I know this is odd but my mother and I share an unspoken bond over a newspaper. Well, unspoken till now I guess. But in all the talk of hyperlocal news on the web and the local paper here in Birmingham going from daily to weekly I thought I’d explain why the Connacht Tribune is the greatest newspaper in the world.
The Tribune is a regional broadsheet covering the county of Galway in the west of Ireland. Because it has a sister paper covering the city of Galway (the City Tribune News) it’s free to focus on rural issues and covers news from all areas of Galway, including the region that my mother is from (North East Galway). I say ‘news’ but more often, once it gets down to these smaller, more sleepy areas, it focuses on cultural, social and farming stuff. So the price of sheep in the local market sits alongside the names of the winners of the local card game tournament. Its sports coverage of Gaelic games is incredibly comprehensive as well, right down to schools level.
Its coverage of deal people is second to none. Death announcement and death anniversaries take up several pages. Such things are a real feature of local newspapers in Ireland, perhaps the one income stream that’s remained steady in the face of the advertising downturn.
Overall it has a depth of coverage that would be the envy of other local newspapers. Its quite a read, as weeklies should be. And in communities where access to the web is problematic the paper version is vital for well, knowing how expensive sheep are. But for me and Mom it has a deeper resonance. For her it connects her to the area she left nearly 50 years ago and for me it connects me to her, to the place that shaped her early experiences and a place that I spent every summer holiday from the early 70s till the late 80s.

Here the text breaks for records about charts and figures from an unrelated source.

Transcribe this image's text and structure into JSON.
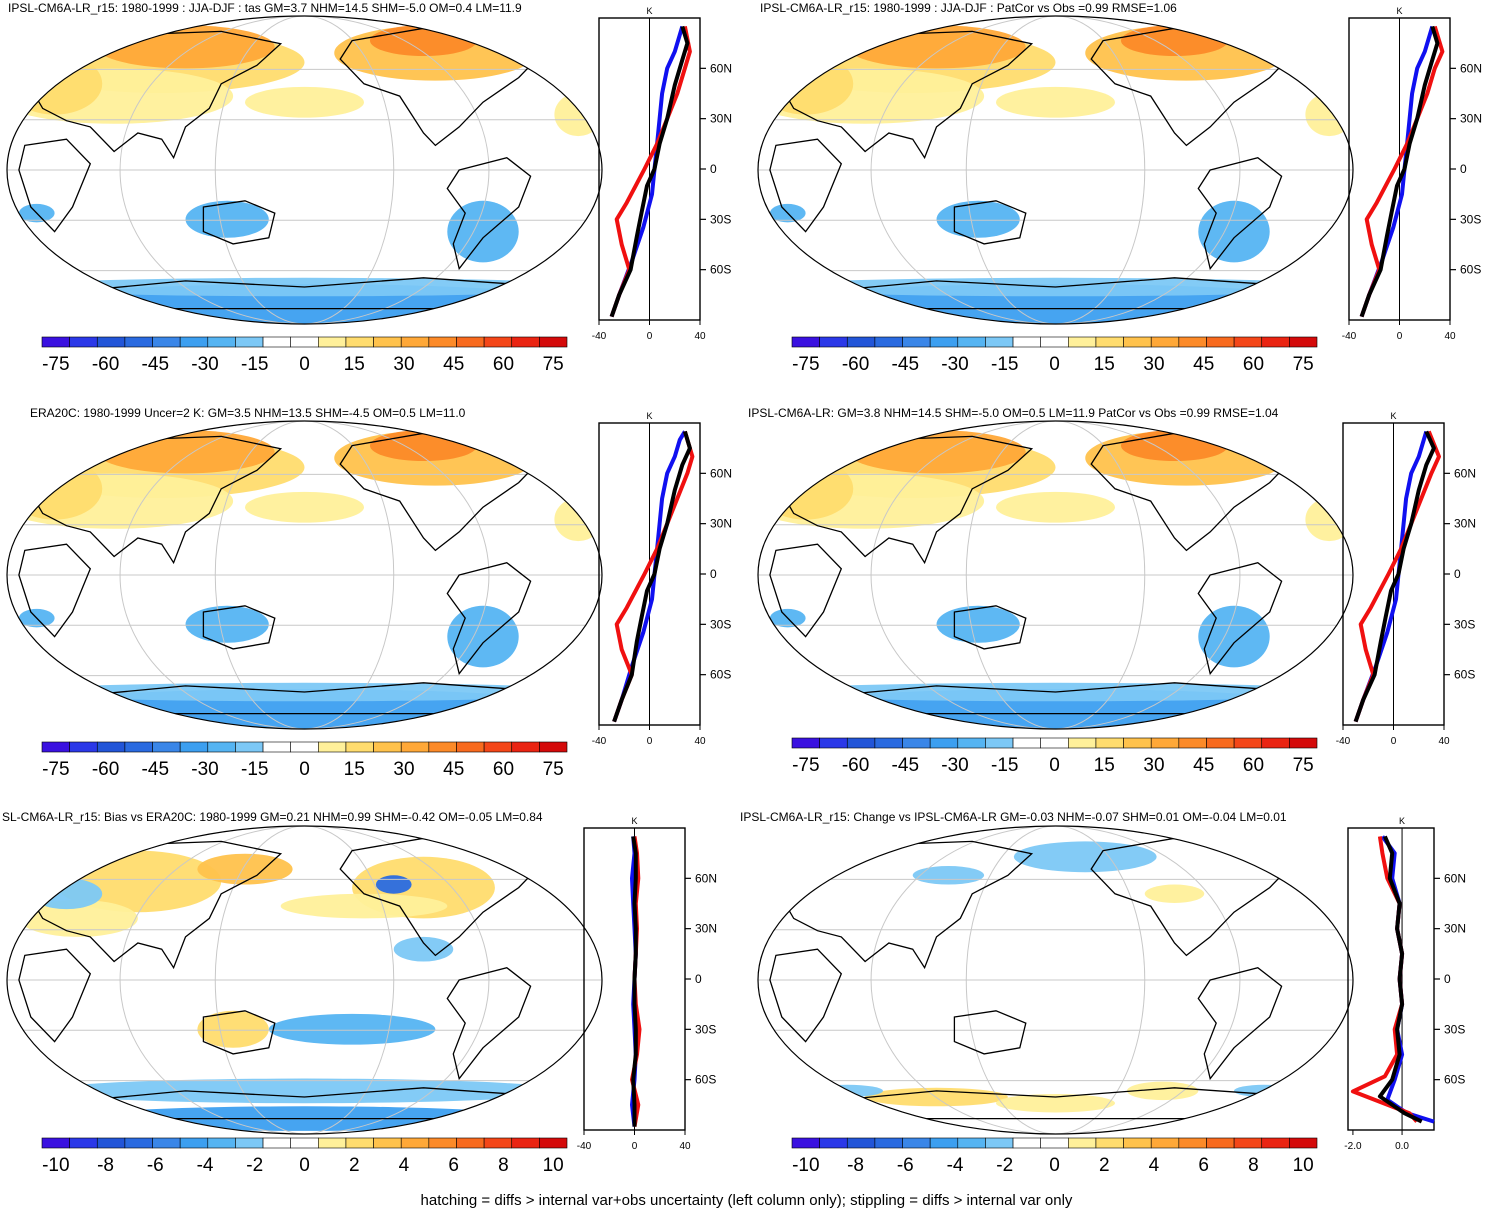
{
  "footer": "hatching = diffs > internal var+obs uncertainty (left column only); stippling = diffs > internal var only",
  "colors": {
    "scale": [
      "#3a11e0",
      "#2b38e8",
      "#2255d8",
      "#2a6ae0",
      "#3a86e8",
      "#3c9ff0",
      "#55b4f2",
      "#7cc8f6",
      "#ffffff",
      "#ffffff",
      "#fff09a",
      "#ffdc6e",
      "#ffc24c",
      "#ffa838",
      "#fc8a28",
      "#f86a1e",
      "#f44618",
      "#ea2412",
      "#d40a0a"
    ],
    "land_outline": "#000000",
    "grid": "#c8c8c8",
    "profile_blue": "#1010f0",
    "profile_red": "#f01010",
    "profile_black": "#000000"
  },
  "panels": [
    {
      "title": "IPSL-CM6A-LR_r15: 1980-1999 : JJA-DJF : tas GM=3.7 NHM=14.5 SHM=-5.0 OM=0.4 LM=11.9",
      "colorbar_labels": [
        "-75",
        "-60",
        "-45",
        "-30",
        "-15",
        "0",
        "15",
        "30",
        "45",
        "60",
        "75"
      ],
      "chart_data": {
        "type": "line",
        "unit": "K",
        "x_ticks": [
          "-40",
          "0",
          "40"
        ],
        "xlim": [
          -40,
          40
        ],
        "y_ticks": [
          "60N",
          "30N",
          "0",
          "30S",
          "60S"
        ],
        "ylim": [
          -90,
          90
        ],
        "series": [
          {
            "color": "blue",
            "x": [
              -30,
              -24,
              -14,
              -5,
              2,
              4,
              6,
              8,
              10,
              14,
              20,
              24,
              26
            ],
            "y": [
              -88,
              -75,
              -55,
              -35,
              -15,
              0,
              15,
              30,
              45,
              60,
              70,
              80,
              85
            ]
          },
          {
            "color": "red",
            "x": [
              -30,
              -24,
              -16,
              -22,
              -26,
              -18,
              -4,
              6,
              14,
              22,
              28,
              32,
              28
            ],
            "y": [
              -88,
              -75,
              -60,
              -45,
              -30,
              -20,
              0,
              15,
              30,
              45,
              60,
              70,
              85
            ]
          },
          {
            "color": "black",
            "x": [
              -30,
              -24,
              -15,
              -10,
              -6,
              -2,
              4,
              8,
              14,
              20,
              26,
              30,
              26
            ],
            "y": [
              -88,
              -75,
              -60,
              -40,
              -25,
              -10,
              0,
              15,
              30,
              50,
              65,
              75,
              85
            ]
          }
        ]
      }
    },
    {
      "title": "IPSL-CM6A-LR_r15: 1980-1999 : JJA-DJF : PatCor vs Obs =0.99 RMSE=1.06",
      "colorbar_labels": [
        "-75",
        "-60",
        "-45",
        "-30",
        "-15",
        "0",
        "15",
        "30",
        "45",
        "60",
        "75"
      ],
      "chart_data": {
        "type": "line",
        "unit": "K",
        "x_ticks": [
          "-40",
          "0",
          "40"
        ],
        "xlim": [
          -40,
          40
        ],
        "y_ticks": [
          "60N",
          "30N",
          "0",
          "30S",
          "60S"
        ],
        "ylim": [
          -90,
          90
        ],
        "series": [
          {
            "color": "blue",
            "x": [
              -30,
              -24,
              -14,
              -5,
              2,
              4,
              6,
              8,
              10,
              14,
              20,
              24,
              26
            ],
            "y": [
              -88,
              -75,
              -55,
              -35,
              -15,
              0,
              15,
              30,
              45,
              60,
              70,
              80,
              85
            ]
          },
          {
            "color": "red",
            "x": [
              -30,
              -24,
              -16,
              -22,
              -26,
              -18,
              -4,
              6,
              14,
              22,
              28,
              34,
              28
            ],
            "y": [
              -88,
              -75,
              -60,
              -45,
              -30,
              -20,
              0,
              15,
              30,
              45,
              60,
              70,
              85
            ]
          },
          {
            "color": "black",
            "x": [
              -30,
              -24,
              -15,
              -10,
              -6,
              -2,
              4,
              8,
              14,
              20,
              26,
              30,
              26
            ],
            "y": [
              -88,
              -75,
              -60,
              -40,
              -25,
              -10,
              0,
              15,
              30,
              50,
              65,
              75,
              85
            ]
          }
        ]
      }
    },
    {
      "title": "ERA20C: 1980-1999 Uncer=2 K: GM=3.5 NHM=13.5 SHM=-4.5 OM=0.5 LM=11.0",
      "colorbar_labels": [
        "-75",
        "-60",
        "-45",
        "-30",
        "-15",
        "0",
        "15",
        "30",
        "45",
        "60",
        "75"
      ],
      "chart_data": {
        "type": "line",
        "unit": "K",
        "x_ticks": [
          "-40",
          "0",
          "40"
        ],
        "xlim": [
          -40,
          40
        ],
        "y_ticks": [
          "60N",
          "30N",
          "0",
          "30S",
          "60S"
        ],
        "ylim": [
          -90,
          90
        ],
        "series": [
          {
            "color": "blue",
            "x": [
              -28,
              -22,
              -14,
              -5,
              2,
              4,
              6,
              8,
              10,
              14,
              20,
              24,
              28
            ],
            "y": [
              -88,
              -75,
              -55,
              -35,
              -15,
              0,
              15,
              30,
              45,
              60,
              70,
              80,
              85
            ]
          },
          {
            "color": "red",
            "x": [
              -28,
              -22,
              -14,
              -22,
              -26,
              -18,
              -4,
              6,
              14,
              22,
              30,
              34,
              28
            ],
            "y": [
              -88,
              -75,
              -60,
              -45,
              -30,
              -20,
              0,
              15,
              30,
              45,
              60,
              70,
              85
            ]
          },
          {
            "color": "black",
            "x": [
              -28,
              -22,
              -14,
              -10,
              -6,
              -2,
              4,
              8,
              14,
              20,
              26,
              32,
              28
            ],
            "y": [
              -88,
              -75,
              -60,
              -40,
              -25,
              -10,
              0,
              15,
              30,
              50,
              65,
              75,
              85
            ]
          }
        ]
      }
    },
    {
      "title": "IPSL-CM6A-LR: GM=3.8 NHM=14.5 SHM=-5.0 OM=0.5 LM=11.9 PatCor vs Obs =0.99 RMSE=1.04",
      "colorbar_labels": [
        "-75",
        "-60",
        "-45",
        "-30",
        "-15",
        "0",
        "15",
        "30",
        "45",
        "60",
        "75"
      ],
      "chart_data": {
        "type": "line",
        "unit": "K",
        "x_ticks": [
          "-40",
          "0",
          "40"
        ],
        "xlim": [
          -40,
          40
        ],
        "y_ticks": [
          "60N",
          "30N",
          "0",
          "30S",
          "60S"
        ],
        "ylim": [
          -90,
          90
        ],
        "series": [
          {
            "color": "blue",
            "x": [
              -30,
              -24,
              -14,
              -5,
              2,
              4,
              6,
              8,
              10,
              14,
              20,
              24,
              26
            ],
            "y": [
              -88,
              -75,
              -55,
              -35,
              -15,
              0,
              15,
              30,
              45,
              60,
              70,
              80,
              85
            ]
          },
          {
            "color": "red",
            "x": [
              -30,
              -24,
              -16,
              -22,
              -26,
              -18,
              -4,
              6,
              14,
              22,
              30,
              36,
              28
            ],
            "y": [
              -88,
              -75,
              -60,
              -45,
              -30,
              -20,
              0,
              15,
              30,
              45,
              60,
              70,
              85
            ]
          },
          {
            "color": "black",
            "x": [
              -30,
              -24,
              -15,
              -10,
              -6,
              -2,
              4,
              8,
              14,
              20,
              26,
              32,
              26
            ],
            "y": [
              -88,
              -75,
              -60,
              -40,
              -25,
              -10,
              0,
              15,
              30,
              50,
              65,
              75,
              85
            ]
          }
        ]
      }
    },
    {
      "title": "SL-CM6A-LR_r15: Bias vs ERA20C: 1980-1999 GM=0.21 NHM=0.99 SHM=-0.42 OM=-0.05 LM=0.84",
      "colorbar_labels": [
        "-10",
        "-8",
        "-6",
        "-4",
        "-2",
        "0",
        "2",
        "4",
        "6",
        "8",
        "10"
      ],
      "chart_data": {
        "type": "line",
        "unit": "K",
        "x_ticks": [
          "-40",
          "0",
          "40"
        ],
        "xlim": [
          -40,
          40
        ],
        "y_ticks": [
          "60N",
          "30N",
          "0",
          "30S",
          "60S"
        ],
        "ylim": [
          -90,
          90
        ],
        "series": [
          {
            "color": "blue",
            "x": [
              0,
              -2,
              0,
              1,
              0,
              -1,
              0,
              1,
              0,
              -1,
              -2,
              0,
              -1
            ],
            "y": [
              -88,
              -75,
              -60,
              -45,
              -30,
              -15,
              0,
              15,
              30,
              45,
              60,
              75,
              85
            ]
          },
          {
            "color": "red",
            "x": [
              0,
              3,
              -2,
              2,
              4,
              1,
              0,
              1,
              2,
              1,
              3,
              2,
              0
            ],
            "y": [
              -88,
              -75,
              -60,
              -45,
              -30,
              -15,
              0,
              15,
              30,
              45,
              60,
              75,
              85
            ]
          },
          {
            "color": "black",
            "x": [
              0,
              0,
              -1,
              1,
              1,
              0,
              0,
              1,
              1,
              0,
              1,
              1,
              -1
            ],
            "y": [
              -88,
              -75,
              -60,
              -45,
              -30,
              -15,
              0,
              15,
              30,
              45,
              60,
              75,
              85
            ]
          }
        ]
      }
    },
    {
      "title": "IPSL-CM6A-LR_r15: Change vs IPSL-CM6A-LR GM=-0.03 NHM=-0.07 SHM=0.01 OM=-0.04 LM=0.01",
      "colorbar_labels": [
        "-10",
        "-8",
        "-6",
        "-4",
        "-2",
        "0",
        "2",
        "4",
        "6",
        "8",
        "10"
      ],
      "chart_data": {
        "type": "line",
        "unit": "K",
        "x_ticks": [
          "-2.0",
          "0.0"
        ],
        "xlim": [
          -2.2,
          1.3
        ],
        "y_ticks": [
          "60N",
          "30N",
          "0",
          "30S",
          "60S"
        ],
        "ylim": [
          -90,
          90
        ],
        "series": [
          {
            "color": "blue",
            "x": [
              1.3,
              0.2,
              -0.6,
              -0.3,
              0.0,
              -0.2,
              0.0,
              -0.1,
              0.0,
              -0.2,
              -0.1,
              -0.4,
              -0.3,
              -0.8
            ],
            "y": [
              -85,
              -80,
              -72,
              -60,
              -45,
              -30,
              -15,
              0,
              15,
              30,
              45,
              60,
              75,
              85
            ]
          },
          {
            "color": "red",
            "x": [
              0.6,
              0.3,
              -2.0,
              -0.7,
              -0.2,
              -0.3,
              0.0,
              -0.1,
              0.0,
              -0.2,
              -0.1,
              -0.6,
              -0.8,
              -0.9
            ],
            "y": [
              -85,
              -80,
              -67,
              -58,
              -45,
              -30,
              -15,
              0,
              15,
              30,
              45,
              60,
              75,
              85
            ]
          },
          {
            "color": "black",
            "x": [
              0.8,
              0.1,
              -0.9,
              -0.4,
              -0.1,
              -0.2,
              0.0,
              -0.1,
              0.0,
              -0.2,
              -0.1,
              -0.5,
              -0.4,
              -0.7
            ],
            "y": [
              -85,
              -80,
              -70,
              -60,
              -45,
              -30,
              -15,
              0,
              15,
              30,
              45,
              60,
              75,
              85
            ]
          }
        ]
      }
    }
  ]
}
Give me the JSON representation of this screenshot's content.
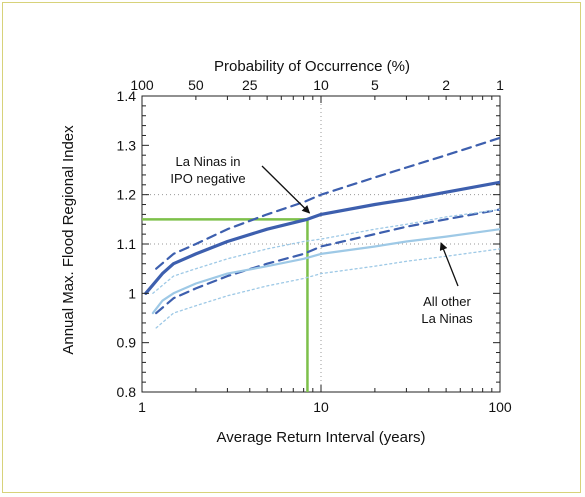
{
  "chart_data": {
    "type": "line",
    "xscale": "log",
    "xlabel": "Average Return Interval (years)",
    "ylabel": "Annual Max. Flood Regional Index",
    "top_axis_label": "Probability of Occurrence (%)",
    "xlim": [
      1,
      100
    ],
    "ylim": [
      0.8,
      1.4
    ],
    "x_ticks": [
      "1",
      "10",
      "100"
    ],
    "y_ticks": [
      "0.8",
      "0.9",
      "1",
      "1.1",
      "1.2",
      "1.3",
      "1.4"
    ],
    "top_ticks": [
      {
        "label": "100",
        "x": 1
      },
      {
        "label": "50",
        "x": 2
      },
      {
        "label": "25",
        "x": 4
      },
      {
        "label": "10",
        "x": 10
      },
      {
        "label": "5",
        "x": 20
      },
      {
        "label": "2",
        "x": 50
      },
      {
        "label": "1",
        "x": 100
      }
    ],
    "grid": "dotted lines at x = 10 and y = 1.1, 1.2",
    "series": [
      {
        "style": "solid",
        "color": "#3d5fae",
        "x": [
          1.05,
          1.3,
          1.5,
          2,
          3,
          5,
          8.4,
          10,
          20,
          30,
          50,
          100
        ],
        "y": [
          1.0,
          1.04,
          1.06,
          1.08,
          1.105,
          1.13,
          1.15,
          1.16,
          1.18,
          1.19,
          1.205,
          1.225
        ]
      },
      {
        "style": "dashed",
        "color": "#3d5fae",
        "x": [
          1.2,
          1.5,
          2,
          3,
          5,
          8,
          10,
          20,
          30,
          50,
          100
        ],
        "y": [
          1.05,
          1.08,
          1.1,
          1.13,
          1.16,
          1.185,
          1.2,
          1.235,
          1.255,
          1.28,
          1.315
        ]
      },
      {
        "style": "dashed",
        "color": "#3d5fae",
        "x": [
          1.2,
          1.5,
          2,
          3,
          5,
          8,
          10,
          20,
          30,
          50,
          100
        ],
        "y": [
          0.96,
          0.99,
          1.01,
          1.035,
          1.06,
          1.08,
          1.095,
          1.12,
          1.135,
          1.15,
          1.17
        ]
      },
      {
        "style": "solid",
        "color": "#9ec9e6",
        "x": [
          1.15,
          1.3,
          1.5,
          2,
          3,
          5,
          8,
          10,
          20,
          30,
          50,
          100
        ],
        "y": [
          0.96,
          0.985,
          1.0,
          1.02,
          1.04,
          1.055,
          1.07,
          1.08,
          1.095,
          1.105,
          1.115,
          1.13
        ]
      },
      {
        "style": "dotted",
        "color": "#9ec9e6",
        "x": [
          1.15,
          1.5,
          2,
          3,
          5,
          8,
          10,
          20,
          30,
          50,
          100
        ],
        "y": [
          1.0,
          1.035,
          1.05,
          1.07,
          1.09,
          1.105,
          1.11,
          1.13,
          1.14,
          1.155,
          1.17
        ]
      },
      {
        "style": "dotted",
        "color": "#9ec9e6",
        "x": [
          1.2,
          1.5,
          2,
          3,
          5,
          8,
          10,
          20,
          30,
          50,
          100
        ],
        "y": [
          0.93,
          0.96,
          0.975,
          0.995,
          1.015,
          1.03,
          1.04,
          1.055,
          1.065,
          1.075,
          1.09
        ]
      }
    ],
    "reference_lines": {
      "color": "#7dc04a",
      "x": 8.4,
      "y": 1.15
    },
    "annotations": [
      {
        "lines": [
          "La Ninas in",
          "IPO negative"
        ],
        "points_to": [
          8.4,
          1.155
        ]
      },
      {
        "lines": [
          "All other",
          "La Ninas"
        ],
        "points_to": [
          32,
          1.115
        ]
      }
    ]
  }
}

The problem at the moment is actually finding a copy in the UK. It used to be the case that finding a wide selection of regional Irish newspapers was easy, many local newsagents in specific neighbourhoods stocked them as a matter of course. Or at least they would order them in. But whatever supply chain was operating in Birmingham seems to have ground to a halt as far as the Tribune is concerned. It just seems to have dissapeared from the shelves.
But its scarcity is, if anything, making it more important to us. That we can’t get a joint fix of it until one of us goes to Ireland to get a bundle of back copies has if anything made it clear how much we value it.
Like nearly all newspapers, its website is of course rubbish, but who cares. This is hyperlocal as I understand it, something that I’ve yet to see the web replicate and kind of hope it doesn’t any day soon.